As hard as it is to give this up (and I have given it up many times before), it's time to do so, and I will be sad about it. This man is lovely. But we are not good for each other. We are a perfect storm. We are absolutely doomed. There is nothing else that can be done.

I get locked in a box. Between my work and this, I get locked in and I can't express myself, and I forget this place, this blog, a place to express things. I forget to write. I forget I can write. I forget my voice. My whole axis revolves around this obsession with perfect love, that never can be. The drug is longing. For as long as I can remember. Longing. Now is that any way to live?

The new year starts in a couple of days. Let's make it a good one. There is too much good in the world not to try to experience it without fear. It's a new fresh year. Even the sound of it is optimistic: two thousand and fifteen.

So, I'm not going to the airport. (He doesn't read this. I'm just putting it out there in the universe.) Because he didn't come to the airport for me.

9 comments:

Marla said...

Boy, do I feel you.

I'm with you. I suggest, along with not going to the airport, not answering your phone or door. In fact, can you go out of town for a few days? Palm Springs would be nice. Or Santa Barbara. Or San Diego. All just far enough.

Sending you strength.

Miss Whistle said...

Marla, you're lovely, thank you. In fact, we'd already planned a trip to Palm Springs and I'm going to take my daughter! xoxo

Anonymous said...

"it's enough now, babe. It's enough. This is not good for you. I don't like hearing you like this. There are other people and they will love you and you will be fine, but it is enough now, enough pain.

I had a great love who didn't come to the airport either. Also didn't love me the way I loved him. It doesn't feel good and it never will. You're not a desperate person, why are you acting as if you are? Let him be out there and be you be out there and you are not together.

By the way, not only did he not pick me up from the airport but 60 GPB later for a cab (in London) he wasn't home when I got there and left me there for 4 hours not answering his cell phone. But he told me he loved me. He did nice things for me, he occasionally gave me compliments and treated me nicely and Oh how I loved him, not despite this but because I felt it was enough. It isn't. And it never will be. He will not change nor should you.


Katherine C. James said...

Sending you love, Bumble. I am sorry about the pain attached to this. You get to choose what you do. Those who love you, and I'm in the as-yet-unmet part of that, wish you a love that brings you both joy and peace. xo.

sianey said...

Sending more Welsh love - the best kind!!
So wish London + LA closer. For lots of reasons.
Sianeyxx

Deb said...

Damn, you deserve to be met at the airport. I found this heartbreaking. I hope 2015 heralds a great new love who's waiting for you in Arrivals. I've loved your blog though rarely comment. X

Anonymous said...

I cannot tell you how much I love your writing and your story. I loved the way you introduced slowly the story of your marriage decline. Your ex sounds like he has got your back, is there any scope to revisit that love?
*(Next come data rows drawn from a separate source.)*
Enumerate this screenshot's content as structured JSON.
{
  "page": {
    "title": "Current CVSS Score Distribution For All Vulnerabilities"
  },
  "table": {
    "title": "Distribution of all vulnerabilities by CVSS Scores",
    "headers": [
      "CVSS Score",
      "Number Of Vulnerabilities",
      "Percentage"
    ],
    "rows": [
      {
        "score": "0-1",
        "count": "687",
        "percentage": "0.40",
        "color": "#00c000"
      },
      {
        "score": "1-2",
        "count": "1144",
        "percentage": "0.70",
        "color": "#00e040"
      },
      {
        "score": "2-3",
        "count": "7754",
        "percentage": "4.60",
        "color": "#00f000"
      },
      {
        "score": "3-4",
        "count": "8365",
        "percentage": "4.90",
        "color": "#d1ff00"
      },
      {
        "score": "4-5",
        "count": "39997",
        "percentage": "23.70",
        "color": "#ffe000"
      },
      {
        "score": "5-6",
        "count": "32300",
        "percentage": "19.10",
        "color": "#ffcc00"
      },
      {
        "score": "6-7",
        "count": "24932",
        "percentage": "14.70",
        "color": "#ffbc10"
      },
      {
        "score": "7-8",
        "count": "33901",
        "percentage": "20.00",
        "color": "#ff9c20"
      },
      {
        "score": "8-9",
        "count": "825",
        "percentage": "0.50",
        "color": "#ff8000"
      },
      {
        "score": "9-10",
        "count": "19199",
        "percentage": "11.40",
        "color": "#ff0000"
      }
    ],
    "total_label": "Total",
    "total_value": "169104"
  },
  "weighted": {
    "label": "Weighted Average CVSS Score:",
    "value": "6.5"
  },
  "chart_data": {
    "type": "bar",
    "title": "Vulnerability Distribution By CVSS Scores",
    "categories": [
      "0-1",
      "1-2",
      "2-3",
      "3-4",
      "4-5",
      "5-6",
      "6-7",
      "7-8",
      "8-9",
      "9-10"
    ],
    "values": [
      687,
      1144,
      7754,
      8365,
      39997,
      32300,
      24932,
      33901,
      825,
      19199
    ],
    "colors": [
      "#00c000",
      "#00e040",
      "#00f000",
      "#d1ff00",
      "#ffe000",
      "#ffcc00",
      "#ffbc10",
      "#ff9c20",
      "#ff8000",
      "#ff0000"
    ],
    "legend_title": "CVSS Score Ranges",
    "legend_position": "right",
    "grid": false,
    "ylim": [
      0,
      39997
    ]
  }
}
I hate, hate , hate how your new man is treating you, making you crawl through shame. He is not worthy, yes he is worthy of a temporary fling, but not worth a piece of your heart and your soul and your spirit. I never , ever give advice, but please please please walk away now. Treat him as arm candy and pursue someone else who will be worthy of you. And please please please keep on writing, possibly daily. You brighten my life with what you say. X

Anonymous said...

Sweetheart
Walk away darling and keep walking. You are worth more than this.
Be good to yourself and sate yourself on the obvious love and support you can get from your family, friends and blog lurkers (like me).
I wish you all the best for 2015. Every day is a new day.
Take good care
Marie x

Marcheline said...

I can relate to the head-over-heels-ness, and also to that crushing blow of his not showing up at the airport.

Romantic relationships are kind of like math, in a way. You have to add everything up together. If the minuses outweigh the pluses, it's time to skedaddle.

Which is not to say you have to self-flagellate or regret the past. You fell in love, and presumably there were wonderful moments. Keep those wonderful moments in your memory, for they are part of you.

But move on, and make more wonderful moments with someone who will show up at the airport.

Thanks for your honesty and your open heart. You're helping other people who are going through the same thing.